One of Charlotte’s oldest historic neighborhoods soon will welcome the public to its annual tour of homes.
The tour will be Sept. 21, 6 p.m.-9 p.m., and Sept. 22, 10 a.m.-4p.m.
The Dilworth Home Tour, a tradition since 1972, marks its 40th year in 2012. But the neighborhood dates back much longer. Businessman Edward Dilworth Latta started developing Dilworth in 1891, introducing an electric streetcar to the area, then about two miles from Charlotte, to attract people.
Dilworth Community Development Association, a volunteer organization of Dilworth residents, stages the tour. Funds raised go to several of its projects, including the fall Dilworth Jubilee, a neighborhood festival.
The philanthropic arm of DCDA, called Dilworth Cares, receives 20 percent of gross tour proceeds. Each year, Dilworth Cares selects a charity with ties to the Dilworth community to support. The focus agency this year is Charlotte Family Housing, a shelter-to-housing program that helps homeless families reach self-sufficiency.

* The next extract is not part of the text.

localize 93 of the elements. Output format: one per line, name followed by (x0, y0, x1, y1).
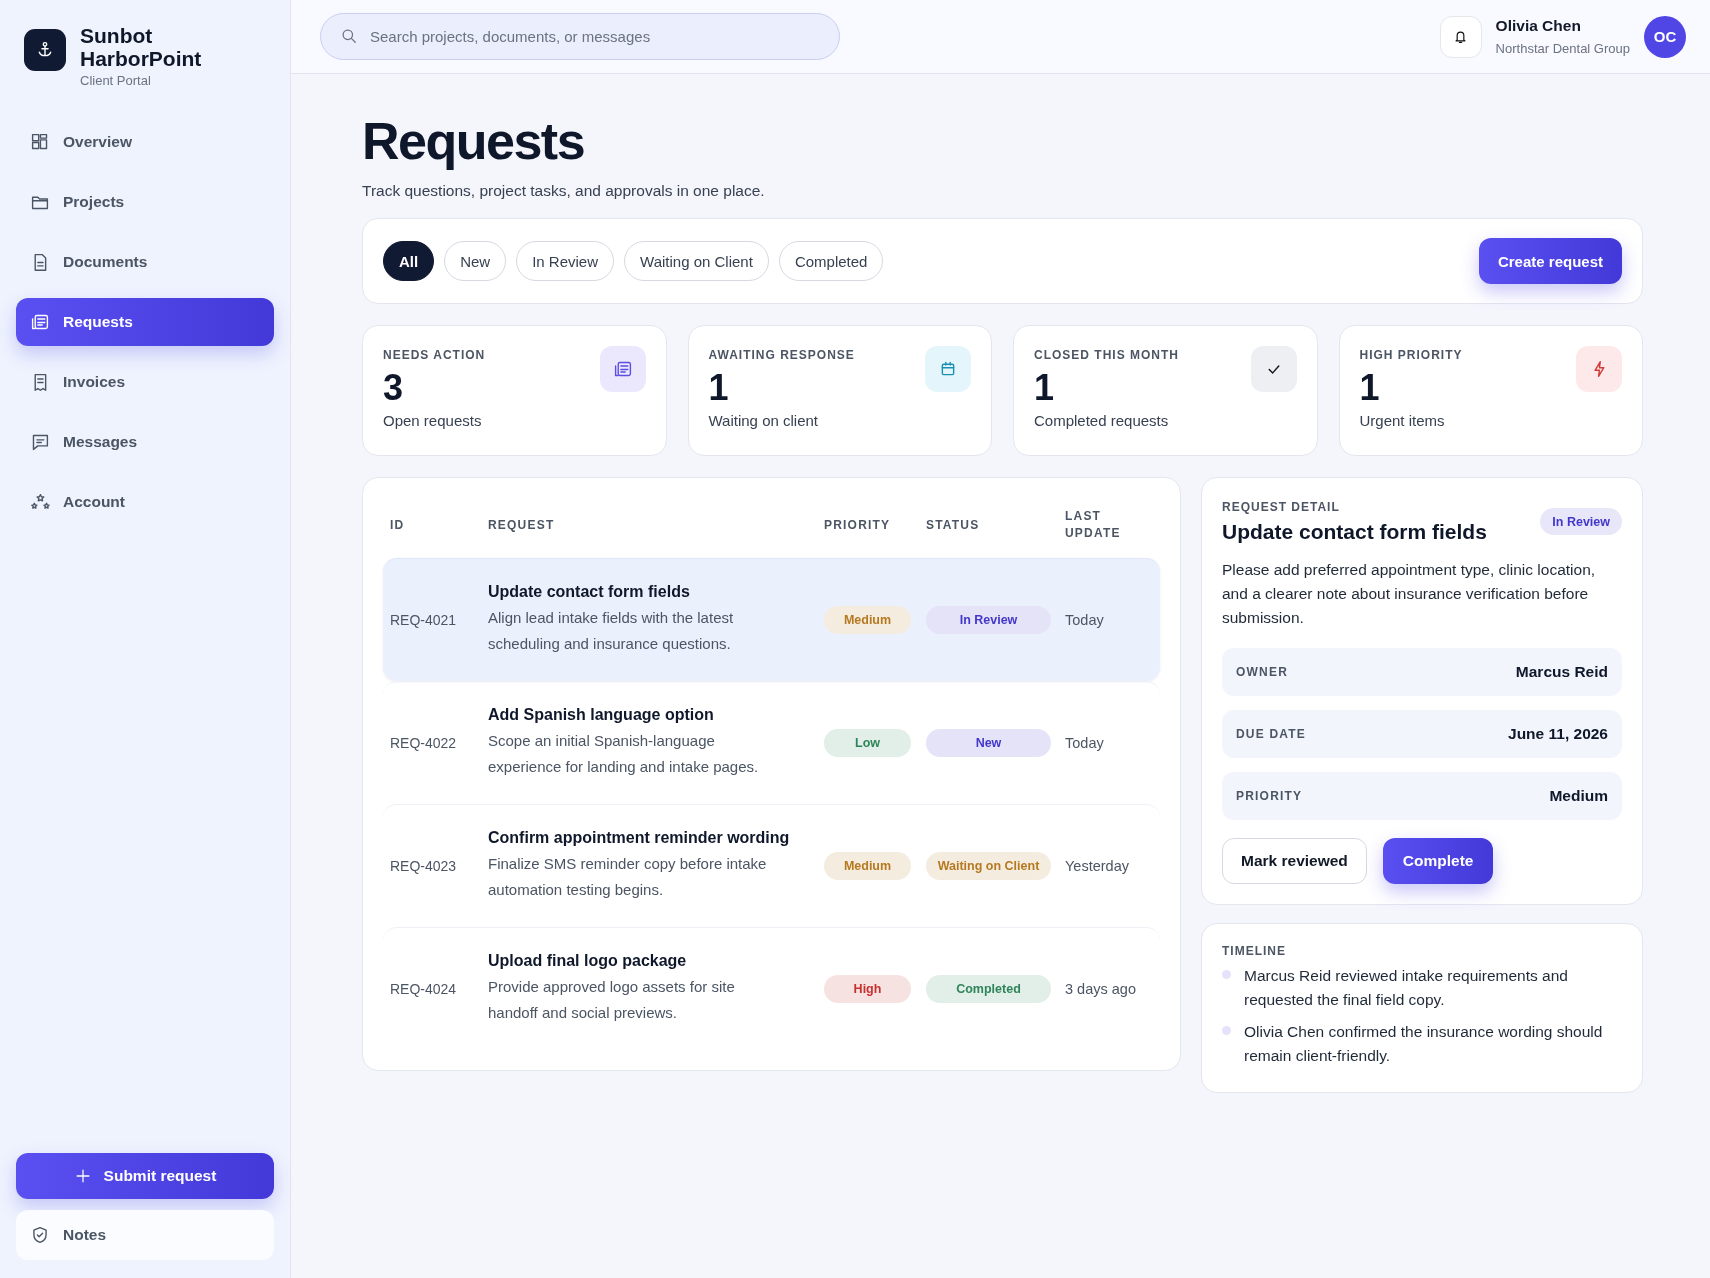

“Charlotte Family Housing is thrilled to be teaming up with the Dilworth Community this year. To us, it is more than being financial recipients. It is about partnering to educate the community on the issue of family homelessness,” Jennifer Frey, a development associate at Charlotte Family Housing, said in an email.
It takes a couple of hundred volunteers to put on the annual Dilworth Home Tour. Geoff Owen is one of the volunteers. He is co-chair of this year’s tour, along with his wife, Missy. They live in Dilworth with their two children, ages 5 and 7.
Owen, 40, has lived in Dilworth since 2002.
“It’s an active community of people that care about the neighborhood, and it’s nice to be a part of that,” he said, summarizing what he likes best about the area.
Historical significance is one of the factors in determining which homes are included on the tour, Owen said. But it is not the only consideration.
Some homes are complete tear-downs and rebuilds that “reflect the changing neighborhood and the changing Charlotte,” he said.
Others are newly renovated, but preserve their history.
“It’s especially neat when you can get a house that has had a renovation but retained its original footprint,” Owen said. “That’s a big deal.”
Recruiting participating homeowners can be difficult.
“A lot of people just don’t think their house is worthy,” he said. He tells those owners: “People love to just come see an old Southern home.”
The tour this year will include nine homes.
Local florists provide flower arrangements appropriate to each home. Other Charlotte businesses also assist the tour through sponsorships and other support.
The tour’s signature home, built in the early 1900s, is at 428 East Kingston Avenue. By the 1970s, the home had fallen into disrepair, and its future was in peril. Now it has been remodeled, landscaped and restored to elegance.